Parece óbvio que as políticas de austeridade não estão a ter os resultados esperados. Os efeitos multiplicadores negativos de grandes cortes de despesa (que induzem um descida do rendimento das famílias e, portanto, das suas despesas, o que retarda o crescimento do PIB) parecem ter sido
subavaliados. Os dados enunciados demonstram precisamente que os resultados da austeridade estão muito aquém do esperado. Na Grécia a queda do produto e do emprego atinge níveis dramáticos e em Portugal a queda significativa das receitas ficais parece indicar que o limite já foi atingido.
Para o FMI, como já explanado, as medidas de austeridade devem ser acompanhadas por uma componente de incentivo e estimulo à actividade económica.
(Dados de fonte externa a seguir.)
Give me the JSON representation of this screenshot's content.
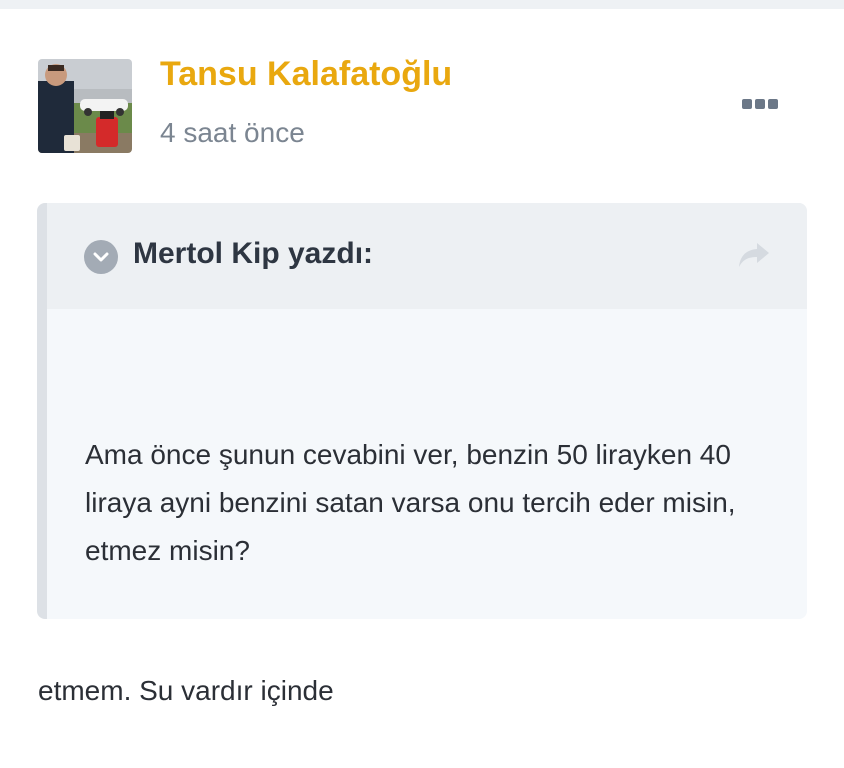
{
  "post": {
    "author": "Tansu Kalafatoğlu",
    "time": "4 saat önce",
    "avatar_alt": "Tansu Kalafatoğlu",
    "more_icon": "ellipsis-icon"
  },
  "quote": {
    "author": "Mertol Kip yazdı:",
    "expand_icon": "chevron-down-circle-icon",
    "goto_icon": "share-arrow-icon",
    "text": "Ama önce şunun cevabini ver, benzin 50 lirayken 40 liraya ayni benzini satan varsa onu tercih eder misin, etmez misin?"
  },
  "reply": {
    "text": "etmem. Su vardır içinde"
  },
  "colors": {
    "author_name": "#e9a80f",
    "meta_text": "#7b8591",
    "quote_header_bg": "#edf0f3",
    "quote_body_bg": "#f5f8fb",
    "quote_border": "#dde1e6"
  }
}
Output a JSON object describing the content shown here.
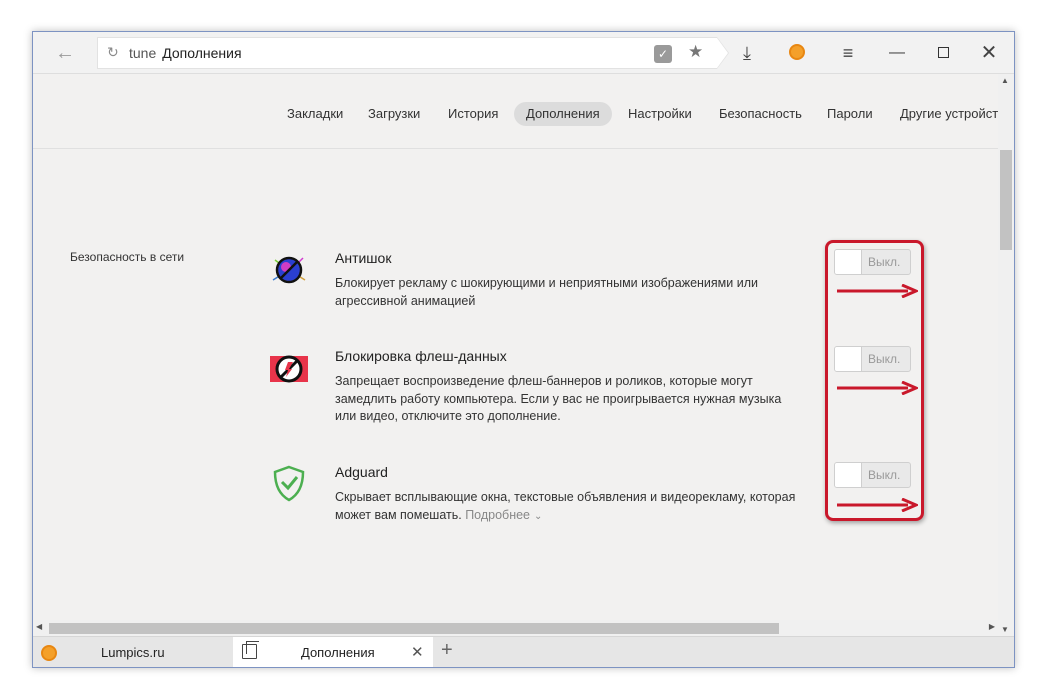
{
  "toolbar": {
    "back_icon": "back-arrow-icon",
    "url_proto": "tune",
    "url_title": "Дополнения"
  },
  "nav": {
    "items": [
      "Закладки",
      "Загрузки",
      "История",
      "Дополнения",
      "Настройки",
      "Безопасность",
      "Пароли",
      "Другие устройст"
    ],
    "active": "Дополнения"
  },
  "content": {
    "section_title": "Безопасность в сети",
    "extensions": [
      {
        "name": "Антишок",
        "description": "Блокирует рекламу с шокирующими и неприятными изображениями или агрессивной анимацией",
        "toggle_label": "Выкл.",
        "icon": "antishock-icon"
      },
      {
        "name": "Блокировка флеш-данных",
        "description": "Запрещает воспроизведение флеш-баннеров и роликов, которые могут замедлить работу компьютера. Если у вас не проигрывается нужная музыка или видео, отключите это дополнение.",
        "toggle_label": "Выкл.",
        "icon": "flash-block-icon"
      },
      {
        "name": "Adguard",
        "description": "Скрывает всплывающие окна, текстовые объявления и видеорекламу, которая может вам помешать.",
        "more_label": "Подробнее",
        "toggle_label": "Выкл.",
        "icon": "adguard-shield-icon"
      }
    ]
  },
  "tabs": [
    {
      "title": "Lumpics.ru",
      "active": false
    },
    {
      "title": "Дополнения",
      "active": true
    }
  ],
  "colors": {
    "annotation_red": "#c9182b",
    "active_tab_bg": "#dcdcdc",
    "page_bg": "#f2f1f0"
  }
}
No entanto, para a Comissão Europeia os resultados alcançados pelas medidas de consolidação orçamental só demonstram a necessidade de mais e mais austeridade.
A Zona Euro e os mercados financeiros parecem ter embarcado num jogo complexo, no qual cada governo tenta emitir os “sinais certos” – e os melhores sinais são, em geral, cortes drásticos na despesa, aumento de impostos e repudiar qualquer adopção de medidas de incentivo à economia -, enquanto que o mercado decide o que estes significam.
As evidências demonstram a necessidade de complementar as medidas de austeridade com programas de incentivo e estímulo económico. Não há soluções fáceis e os prémios de risco pagos pelos países fortemente endividados que tentam emitir novos títulos de dívida deverão manter-se elevados enquanto a austeridade continuar a ser a única e principal opção. A Zona Euro deve prestar atenção aos resultados das políticas de austeridade, antes que a actual situação se deteriore e arraste as pessoas para a rua.
Ricardo Rui da Costa
1- Números sazonalmente ajustados. Fonte: Autoridade Helénica de Estatísticas (Elstat)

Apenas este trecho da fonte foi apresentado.